Nel cuore di Roma, all'interno delle sale di Palazzo Braschi, è possibile fare un tuffo nel passato e raggiungere, seppur solo con la mente e la fantasia, gli anni '50. Ciò è possibile grazie all'Archivio Giacomelli di Senigallia che ha messo a disposizione dei cittadini i sapienti scatti del fotografo, i quali ripercorrono in più fasi, la vita dell'uomo. Dal 23 marzo al 29 maggio, infatti, sarà possibile visitare la mostra fotografica dedicata a Mario Giacomelli e alla sua famosa tecnica del bianco e nero.
La mostra vuole essere un cammino personale e psicologico che porta lo spettatore a “saltare” dalle divertenti spiagge di Senigallia alle tristi mura dell'Ospizio fino ad arrivare ai “pretini” in festa nel seminario della città o ai contadini al lavoro. Non mancano poi le immagini del paesaggio marchigiano, che Giacomelli ha amato fotografare per tutta la vita, e la storia quasi cinematografica di un uomo, di una donna e del loro amore. Le fotografie, sono il perfetto incontro tra il bianco dello sfondo e il nero della figura e permettono allo spettatore di passare dalla passione dell'amore, alla sorpresa data da immagini più “materiche” in cui le sfumature del bianco e del nero prendono il posto della lirica, della drammaticità e della corposità. Ciò viene richiamato in maniera sapiente, anche nelle foto dedicate alle poesie più famose (A Silvia, Io sono nessuno, Ritorno...) che hanno sempre affascinato il Giacomelli per il loro ritmo particolare che viene scandito anche negli scatti. 

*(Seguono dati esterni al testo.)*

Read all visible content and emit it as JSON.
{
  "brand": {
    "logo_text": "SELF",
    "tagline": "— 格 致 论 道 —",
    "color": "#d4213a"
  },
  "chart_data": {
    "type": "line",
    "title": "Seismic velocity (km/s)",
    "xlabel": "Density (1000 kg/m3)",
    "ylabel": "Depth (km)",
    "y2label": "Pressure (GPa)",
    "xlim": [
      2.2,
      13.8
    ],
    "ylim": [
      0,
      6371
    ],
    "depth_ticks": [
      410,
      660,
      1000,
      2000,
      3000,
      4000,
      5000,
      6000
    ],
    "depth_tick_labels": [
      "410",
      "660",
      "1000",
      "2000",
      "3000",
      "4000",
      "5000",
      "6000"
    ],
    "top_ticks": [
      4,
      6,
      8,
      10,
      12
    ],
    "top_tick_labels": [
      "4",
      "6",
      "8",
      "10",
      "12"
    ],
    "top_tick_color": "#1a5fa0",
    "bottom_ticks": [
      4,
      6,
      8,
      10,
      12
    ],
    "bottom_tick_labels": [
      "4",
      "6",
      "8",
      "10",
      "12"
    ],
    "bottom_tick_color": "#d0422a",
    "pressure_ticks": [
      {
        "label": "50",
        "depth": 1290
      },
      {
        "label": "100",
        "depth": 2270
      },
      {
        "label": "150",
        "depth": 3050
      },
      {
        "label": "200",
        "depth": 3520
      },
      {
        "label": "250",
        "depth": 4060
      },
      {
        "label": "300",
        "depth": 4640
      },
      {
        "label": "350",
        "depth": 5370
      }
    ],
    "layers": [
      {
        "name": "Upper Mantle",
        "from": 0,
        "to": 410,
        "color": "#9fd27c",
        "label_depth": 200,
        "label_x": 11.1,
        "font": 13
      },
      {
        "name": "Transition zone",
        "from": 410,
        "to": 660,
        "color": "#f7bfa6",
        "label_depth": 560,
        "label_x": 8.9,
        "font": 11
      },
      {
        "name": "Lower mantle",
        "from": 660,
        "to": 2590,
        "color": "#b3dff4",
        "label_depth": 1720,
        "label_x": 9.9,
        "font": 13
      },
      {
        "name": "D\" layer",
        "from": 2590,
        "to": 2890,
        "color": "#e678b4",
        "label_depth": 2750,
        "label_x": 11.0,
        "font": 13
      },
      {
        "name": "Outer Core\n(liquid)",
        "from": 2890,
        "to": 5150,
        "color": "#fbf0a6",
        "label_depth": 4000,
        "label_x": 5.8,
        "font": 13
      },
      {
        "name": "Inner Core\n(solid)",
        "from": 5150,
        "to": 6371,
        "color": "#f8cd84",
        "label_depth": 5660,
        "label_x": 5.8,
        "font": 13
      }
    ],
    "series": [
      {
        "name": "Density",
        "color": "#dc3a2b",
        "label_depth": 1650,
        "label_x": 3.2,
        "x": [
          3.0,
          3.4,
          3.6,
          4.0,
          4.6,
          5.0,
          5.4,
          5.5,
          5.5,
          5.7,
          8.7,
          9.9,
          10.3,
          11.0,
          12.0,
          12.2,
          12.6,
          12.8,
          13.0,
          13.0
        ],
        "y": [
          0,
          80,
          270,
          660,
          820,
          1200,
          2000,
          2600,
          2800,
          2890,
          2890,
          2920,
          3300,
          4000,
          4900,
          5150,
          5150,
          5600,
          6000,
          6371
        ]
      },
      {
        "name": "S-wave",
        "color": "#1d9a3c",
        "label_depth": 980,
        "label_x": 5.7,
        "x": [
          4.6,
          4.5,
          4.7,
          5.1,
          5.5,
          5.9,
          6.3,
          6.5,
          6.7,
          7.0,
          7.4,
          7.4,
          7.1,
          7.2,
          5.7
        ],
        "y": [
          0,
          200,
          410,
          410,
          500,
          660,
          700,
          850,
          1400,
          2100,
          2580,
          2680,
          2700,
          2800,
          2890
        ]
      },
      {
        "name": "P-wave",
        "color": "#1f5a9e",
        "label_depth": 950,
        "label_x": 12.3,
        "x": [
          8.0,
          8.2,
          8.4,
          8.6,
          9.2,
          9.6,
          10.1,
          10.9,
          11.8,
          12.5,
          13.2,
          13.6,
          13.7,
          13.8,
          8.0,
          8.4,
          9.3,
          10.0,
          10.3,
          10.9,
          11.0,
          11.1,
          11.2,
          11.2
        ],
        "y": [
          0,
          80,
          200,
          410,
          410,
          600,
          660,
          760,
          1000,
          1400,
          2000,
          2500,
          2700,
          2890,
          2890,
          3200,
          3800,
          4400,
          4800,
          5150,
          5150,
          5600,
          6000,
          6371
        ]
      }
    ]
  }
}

E' una mostra, questa di Giacomelli, che per la prima volta viene proposta come un'antologia di immagini e di lavori personali, promossa da Roma Capitale nella sezione della Sovrintendenza Capitolina ai Beni Culturali e prodotta dalla Fondazione Forma per la Fotografia. Il biglietto di ingresso è di 11 euro, che può diventare ridotto (pari a 10 euro) nel caso di cittadini residenti nel territorio di Roma. E' importante ricordare però, che sarà necessario esibire un documento d'identità valido, per ottenere lo sconto. Il costo si può però abbattere totalmente se si decide di visitare la mostra la prima domenica del mese, poiché, in questa data, l'ingresso ai musei è totalmente gratuito. (Anche qui sarà fondamentale esibire il documento, in quanto lo sconto sarà applicabile solo ai residenti a Roma).